Willkommen auf den Seiten des Auswärtigen Amts

Erklärungen des Auswärtigen Amts in der Regierungs­­­­­pressekonferenz vom 28.08.2023

28.08.2023 - Artikel

Lage in Niger

FRAGE: Herr Wagner, zu Niger: Dort ist ja jetzt die 48-Stunden-Frist für den Abzug des französischen Botschafters abgelaufen, den die Militärjunta gefordert hatte. Herr Macron hat gerade mitgeteilt, dass der französische Botschafter vor Ort bleibt. Ich hätte ganz gerne gewusst, was das für den deutschen heißt. Gibt es da so eine Entscheidung, dass man sich mit den französischen Partnern solidarisiert, sollte der des Landes verwiesen oder deportiert werden oder irgendetwas anderes? Hieße das, dass der deutsche Botschafter dann auch das Land verlässt?

WAGNER (AA): Erst einmal grundsätzlich: Sie kennen ja unsere Haltung zu der Lage in Niger. Wir fordern natürlich von den Putschisten, dass sie zur verfassungsmäßigen Ordnung zurückkehren. Das haben wir ja auch immer wieder deutlich gemacht. Wir befinden uns dazu natürlich auch mit unseren Partnern in enger Abstimmung.

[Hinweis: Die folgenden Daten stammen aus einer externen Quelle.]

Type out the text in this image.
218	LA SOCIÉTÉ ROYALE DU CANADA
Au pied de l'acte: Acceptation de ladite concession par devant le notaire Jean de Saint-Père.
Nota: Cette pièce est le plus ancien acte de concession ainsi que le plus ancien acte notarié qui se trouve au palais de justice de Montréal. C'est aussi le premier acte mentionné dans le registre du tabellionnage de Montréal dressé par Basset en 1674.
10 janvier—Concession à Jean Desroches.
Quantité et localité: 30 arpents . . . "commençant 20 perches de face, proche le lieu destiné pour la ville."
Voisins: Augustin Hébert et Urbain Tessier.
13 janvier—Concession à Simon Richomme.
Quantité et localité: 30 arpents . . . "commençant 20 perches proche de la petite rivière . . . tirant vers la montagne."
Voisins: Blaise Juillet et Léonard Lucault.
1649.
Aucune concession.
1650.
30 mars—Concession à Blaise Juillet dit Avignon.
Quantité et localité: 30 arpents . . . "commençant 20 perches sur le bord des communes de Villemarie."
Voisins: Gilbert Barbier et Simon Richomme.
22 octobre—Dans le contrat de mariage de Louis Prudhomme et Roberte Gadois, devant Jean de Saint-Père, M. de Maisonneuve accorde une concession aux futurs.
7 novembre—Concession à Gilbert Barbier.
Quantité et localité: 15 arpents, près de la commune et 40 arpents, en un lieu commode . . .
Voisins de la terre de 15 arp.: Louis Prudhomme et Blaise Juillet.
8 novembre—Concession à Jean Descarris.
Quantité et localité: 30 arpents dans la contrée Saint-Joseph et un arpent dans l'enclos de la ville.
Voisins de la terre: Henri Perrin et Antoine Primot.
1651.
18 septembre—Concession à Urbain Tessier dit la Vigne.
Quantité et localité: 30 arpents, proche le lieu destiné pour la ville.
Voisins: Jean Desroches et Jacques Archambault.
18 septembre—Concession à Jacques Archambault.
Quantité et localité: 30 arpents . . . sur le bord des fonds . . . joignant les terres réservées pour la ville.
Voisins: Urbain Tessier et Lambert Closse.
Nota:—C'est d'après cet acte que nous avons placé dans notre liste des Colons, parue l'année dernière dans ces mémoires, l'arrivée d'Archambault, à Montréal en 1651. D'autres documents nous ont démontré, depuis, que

Wir stehen natürlich zuerst einmal hinter ECOWAS und den Bemühungen von ECOWAS in der Region, sozusagen darauf hinzuwirken, dass die Putschisten wieder zur verfassungsmäßigen Ordnung zurückkehren und das Land wieder zurückführen.

Was diese Nachricht angeht, so habe ich diese auch erst gerade im Ticker gesehen. Wir sind da natürlich in enger Abstimmung. Sie haben gesehen, dass es am Wochenende auch Falschmeldungen gab, dass der deutsche Botschafter von einer solchen Maßnahme betroffen sei. Das stimmt ausdrücklich nicht. Uns ist keine Ausreiseaufforderung übermittelt worden. Wir sehen natürlich mit Sorge, dass die Militärjunta Stimmung gegen die Franzosen macht. Wir beobachten, wie sich die Sache weiterentwickeln wird und sind, wie gesagt, in enger Abstimmung.

ZUSATZFRAGE: Bei dem französischen Botschafter hat sich das an der Frage entzündet, dass er sich geweigert hat, mit dem Außenminister der Junta zu reden. Gibt es eine Aufforderung an den deutschen Botschafter, mit dem Außenminister zu reden? Würde er dieser Bitte nachkommen?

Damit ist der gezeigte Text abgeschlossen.